Tinkerbox

After my indie game developer attempt didn’t pan out, I spent a few years doing independent contract programming. This work had its down sides, but overall it was a good time, and I got to work on a lot of interesting projects. One of the most memorable projects was for Subatomic Studios, who was/is famous for the early iOS smash hit tower defense game, Fieldrunners. But I didn’t work on Fieldrunners - instead I was on another project they were creating for Autodesk, that eventually became known as Autodesk Tinkerbox.



Autodesk Tinkerbox is a Rube Goldberg inspired game and toybox app that lets you create physics based contraptions and solve puzzles in the style of the famous Rube Goldberg comics. It was developed on PC and released for iPhone and iPad.

For this project, most of my work was on the UI/UX, menus, and motion graphics - all of which is typically pretty straight forward work, and often relegated to junior developers. But this was really interesting stuff, and was complicated by having to implement for the multi-touch interface. So, this meant home-grown implementations of tear-away icons (taking things out of a tray), velocity scrolling, pinch zoom, and state detection and management between the many varieties of modality the design called for. For its complexity it would have been easy to implement this poorly, with many broken edge cases and outright bugs, but the final product was rock solid in the end, and I’m quite happy with it.

Also fun, was the motion graphics side of it all. We didn’t have an artist dictating the motion graphics for us, so I sorta just did it myself and all in code. So all the fades in/out, slides in/out, fanfare animations, etc were designed and implemented programatically by yours truly (all highly informed by the awesome art by Randis, to be sure)! It’s hard to appreciate the snappiness and robustness of it all from YouTube videos, but sadly I don’t have any direct captures of my own! Anyway, I hope some of the shine comes through:


Gavin, our Autodesk producer, showing the game off at Autodesk University 2011 (I believe)

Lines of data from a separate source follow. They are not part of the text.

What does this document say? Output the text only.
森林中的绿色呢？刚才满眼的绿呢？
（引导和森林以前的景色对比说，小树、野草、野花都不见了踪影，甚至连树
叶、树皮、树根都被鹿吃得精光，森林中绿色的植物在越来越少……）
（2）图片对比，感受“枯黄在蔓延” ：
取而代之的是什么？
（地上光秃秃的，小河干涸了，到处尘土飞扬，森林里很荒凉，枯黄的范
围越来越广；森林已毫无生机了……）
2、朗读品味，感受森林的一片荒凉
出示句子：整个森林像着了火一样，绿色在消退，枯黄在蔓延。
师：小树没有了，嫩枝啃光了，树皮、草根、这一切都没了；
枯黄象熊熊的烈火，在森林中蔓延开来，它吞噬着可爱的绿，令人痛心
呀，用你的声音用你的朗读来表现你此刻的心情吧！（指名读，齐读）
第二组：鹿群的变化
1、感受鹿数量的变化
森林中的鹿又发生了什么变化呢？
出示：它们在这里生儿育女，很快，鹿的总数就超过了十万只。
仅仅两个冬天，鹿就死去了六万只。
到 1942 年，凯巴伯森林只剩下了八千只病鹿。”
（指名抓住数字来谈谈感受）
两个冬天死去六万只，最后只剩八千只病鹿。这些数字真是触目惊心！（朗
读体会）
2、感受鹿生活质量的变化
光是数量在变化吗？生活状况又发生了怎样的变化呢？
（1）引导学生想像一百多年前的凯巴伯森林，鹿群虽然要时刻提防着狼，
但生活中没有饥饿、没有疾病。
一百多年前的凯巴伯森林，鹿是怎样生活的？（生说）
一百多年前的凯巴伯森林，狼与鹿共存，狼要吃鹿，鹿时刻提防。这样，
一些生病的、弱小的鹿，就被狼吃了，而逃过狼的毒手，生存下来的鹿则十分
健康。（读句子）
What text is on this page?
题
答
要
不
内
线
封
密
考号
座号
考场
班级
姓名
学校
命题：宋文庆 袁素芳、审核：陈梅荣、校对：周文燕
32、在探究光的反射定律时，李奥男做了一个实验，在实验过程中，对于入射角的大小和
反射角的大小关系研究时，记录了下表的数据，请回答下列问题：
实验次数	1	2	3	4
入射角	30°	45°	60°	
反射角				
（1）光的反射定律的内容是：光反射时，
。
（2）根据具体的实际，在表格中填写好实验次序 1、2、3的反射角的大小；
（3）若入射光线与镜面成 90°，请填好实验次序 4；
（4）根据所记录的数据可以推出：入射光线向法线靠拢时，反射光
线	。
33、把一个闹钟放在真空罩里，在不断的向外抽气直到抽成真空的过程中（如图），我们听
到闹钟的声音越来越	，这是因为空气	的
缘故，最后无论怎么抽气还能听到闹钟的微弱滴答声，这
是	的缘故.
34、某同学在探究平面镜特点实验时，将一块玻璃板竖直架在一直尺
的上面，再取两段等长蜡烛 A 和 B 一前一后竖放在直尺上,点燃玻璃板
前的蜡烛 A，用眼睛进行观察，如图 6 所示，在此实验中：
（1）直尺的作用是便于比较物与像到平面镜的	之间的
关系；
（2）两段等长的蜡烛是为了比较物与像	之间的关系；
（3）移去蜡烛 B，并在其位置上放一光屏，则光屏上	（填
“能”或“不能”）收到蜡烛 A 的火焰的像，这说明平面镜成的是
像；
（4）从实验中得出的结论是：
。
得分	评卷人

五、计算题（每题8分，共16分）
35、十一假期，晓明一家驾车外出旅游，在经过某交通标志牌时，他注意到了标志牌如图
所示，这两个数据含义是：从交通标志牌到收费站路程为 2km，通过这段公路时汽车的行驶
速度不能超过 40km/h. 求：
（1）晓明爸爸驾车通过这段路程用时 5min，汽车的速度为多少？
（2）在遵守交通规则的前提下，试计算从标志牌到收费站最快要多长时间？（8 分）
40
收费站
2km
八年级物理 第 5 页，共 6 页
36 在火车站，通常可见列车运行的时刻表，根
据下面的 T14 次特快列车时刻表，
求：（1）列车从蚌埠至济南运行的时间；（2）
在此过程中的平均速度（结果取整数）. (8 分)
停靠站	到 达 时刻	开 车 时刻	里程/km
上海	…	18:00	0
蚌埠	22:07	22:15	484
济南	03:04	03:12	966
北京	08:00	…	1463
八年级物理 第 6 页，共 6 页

When the game came out, it did well for its category. Quite well actually. For a short time at least it was the second most popular free download in the app store, ahead of even Angry Birds (which…if you were a phone user at that time, you know what an accomplishment that is!). If not for Pac-man Battle Royale, we would have been number 1!

Screen shot of the AppStore in early 2011.  Tinkerbox is ahead of Angry Birds!

Screen shot of the AppStore in early 2011. Tinkerbox is ahead of Angry Birds!


Does success make for good friendships, or do good friendships make for success? I don’t know, but I’ll say that another bonus out of this project was the lasting connections and friendships I made with the folks who worked with on this game with me. Randis I mentioned, but I’m also happy and thankful to have had friendships created or strengthened with Christian B (Lead Designer), Jim B (Graphics and Physics engineer), and Ash M (Lead Producer), in doing this work.

All in all, it was a good project made by good people, and though it was a fast development and had an ultimately fleeting existence, it remains among my favorite video game making experiences to date.